Objectives To investigate ethnic differences in the cost-effectiveness of targeted and mass screening for high cardiovascular risk.
Design Simulation of two screening strategies (targeted screening of most deprived areas and mass screening) using cross-sectional data from Health Survey for England.
Subjects 9407 adults aged 40–74 years (493 Black Caribbean, 532 Indian, 516 Pakistani/Bangladeshi, 617 Irish and 7249 general population of whom 6633 were White).
Main outcome measures Coverage of high-risk population, number needed to screen to identify one person at high cardiovascular risk and cost-effectiveness of targeted screening, with incremental analysis of expanding targeted to mass screening.

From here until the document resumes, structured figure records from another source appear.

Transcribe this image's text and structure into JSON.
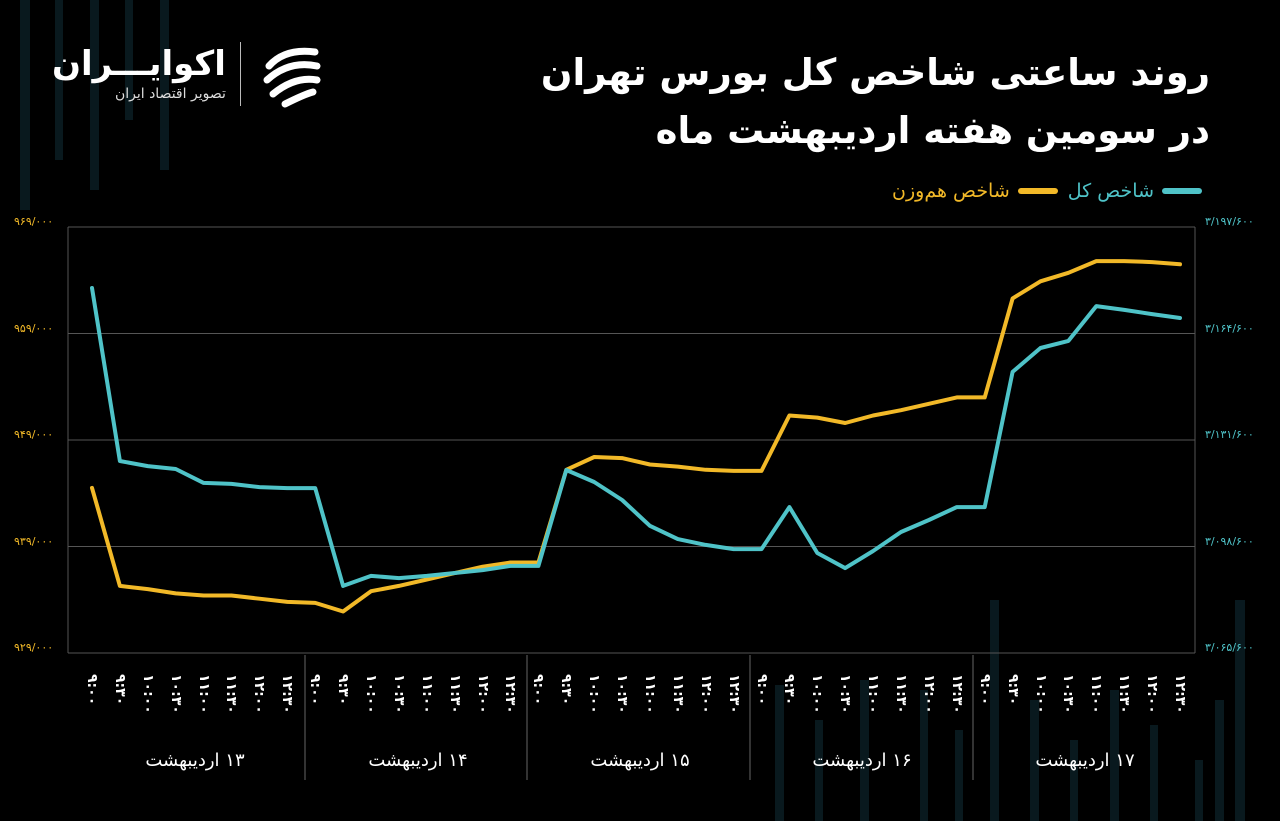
{
  "header": {
    "title_line1": "روند ساعتی شاخص کل بورس تهران",
    "title_line2": "در سومین هفته اردیبهشت ماه"
  },
  "logo": {
    "name": "اکوایـــران",
    "subtitle": "تصویر اقتصاد ایران",
    "icon": "ecoiran-logo-icon"
  },
  "legend": [
    {
      "label": "شاخص کل",
      "color": "#4fc3c8"
    },
    {
      "label": "شاخص هم‌وزن",
      "color": "#f2b928"
    }
  ],
  "axes": {
    "left_ticks": [
      "۹۶۹/۰۰۰",
      "۹۵۹/۰۰۰",
      "۹۴۹/۰۰۰",
      "۹۳۹/۰۰۰",
      "۹۲۹/۰۰۰"
    ],
    "right_ticks": [
      "۳/۱۹۷/۶۰۰",
      "۳/۱۶۴/۶۰۰",
      "۳/۱۳۱/۶۰۰",
      "۳/۰۹۸/۶۰۰",
      "۳/۰۶۵/۶۰۰"
    ],
    "time_ticks": [
      "۹:۰۰",
      "۹:۳۰",
      "۱۰:۰۰",
      "۱۰:۳۰",
      "۱۱:۰۰",
      "۱۱:۳۰",
      "۱۲:۰۰",
      "۱۲:۳۰"
    ],
    "days": [
      "۱۳ اردیبهشت",
      "۱۴ اردیبهشت",
      "۱۵ اردیبهشت",
      "۱۶ اردیبهشت",
      "۱۷ اردیبهشت"
    ]
  },
  "chart_data": {
    "type": "line",
    "title": "روند ساعتی شاخص کل بورس تهران در سومین هفته اردیبهشت ماه",
    "xlabel": "",
    "ylabel_left": "شاخص هم‌وزن",
    "ylabel_right": "شاخص کل",
    "x_groups": [
      "۱۳ اردیبهشت",
      "۱۴ اردیبهشت",
      "۱۵ اردیبهشت",
      "۱۶ اردیبهشت",
      "۱۷ اردیبهشت"
    ],
    "x_times": [
      "9:00",
      "9:30",
      "10:00",
      "10:30",
      "11:00",
      "11:30",
      "12:00",
      "12:30"
    ],
    "ylim_left": [
      929000,
      969000
    ],
    "ylim_right": [
      3065600,
      3197600
    ],
    "grid": true,
    "legend_position": "top-right",
    "series": [
      {
        "name": "شاخص کل",
        "axis": "right",
        "color": "#4fc3c8",
        "values": [
          3178700,
          3125100,
          3123500,
          3122600,
          3118300,
          3118000,
          3117000,
          3116700,
          3116700,
          3086400,
          3089500,
          3088800,
          3089500,
          3090400,
          3091300,
          3092600,
          3092600,
          3122300,
          3118600,
          3113000,
          3105000,
          3100900,
          3099100,
          3097800,
          3097800,
          3110800,
          3096600,
          3091900,
          3097200,
          3103100,
          3106800,
          3110800,
          3110800,
          3152700,
          3160100,
          3162300,
          3173100,
          3171900,
          3170600,
          3169400
        ]
      },
      {
        "name": "شاخص هم‌وزن",
        "axis": "left",
        "color": "#f2b928",
        "values": [
          944500,
          935300,
          935000,
          934600,
          934400,
          934400,
          934100,
          933800,
          933700,
          932900,
          934800,
          935300,
          935900,
          936500,
          937100,
          937500,
          937500,
          946200,
          947400,
          947300,
          946700,
          946500,
          946200,
          946100,
          946100,
          951300,
          951100,
          950600,
          951300,
          951800,
          952400,
          953000,
          953000,
          962300,
          963900,
          964700,
          965800,
          965800,
          965700,
          965500
        ]
      }
    ]
  }
}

Results Coverage, number needed to screen and cost-effectiveness of targeted screening were better in all ethnic minority groups compared with the White group and general population. Targeted screening would identify 19.2% of high-risk individuals in the general population, and require 4.1 people to be screened to identify one person at high cardiovascular risk at a cost of £98. In the Pakistani/Bangladeshi group, 68.7% of the high-risk population would be identified, and only 2.5 people would need to be screened at a lower cost of £59. In comparison with targeted screening, mass screening was less cost-effective overall but the cost per additional high-risk individual detected was the lowest among the South Asian groups (Indian £130 and Pakistani/Bangladeshi £94).
Conclusions Irrespective of whether cardiovascular screening is targeted or universal, it is more cost-effective in South Asian ethnic groups than in the general population. Therefore, cardiovascular screening has the potential to reduce ethnic health inequalities.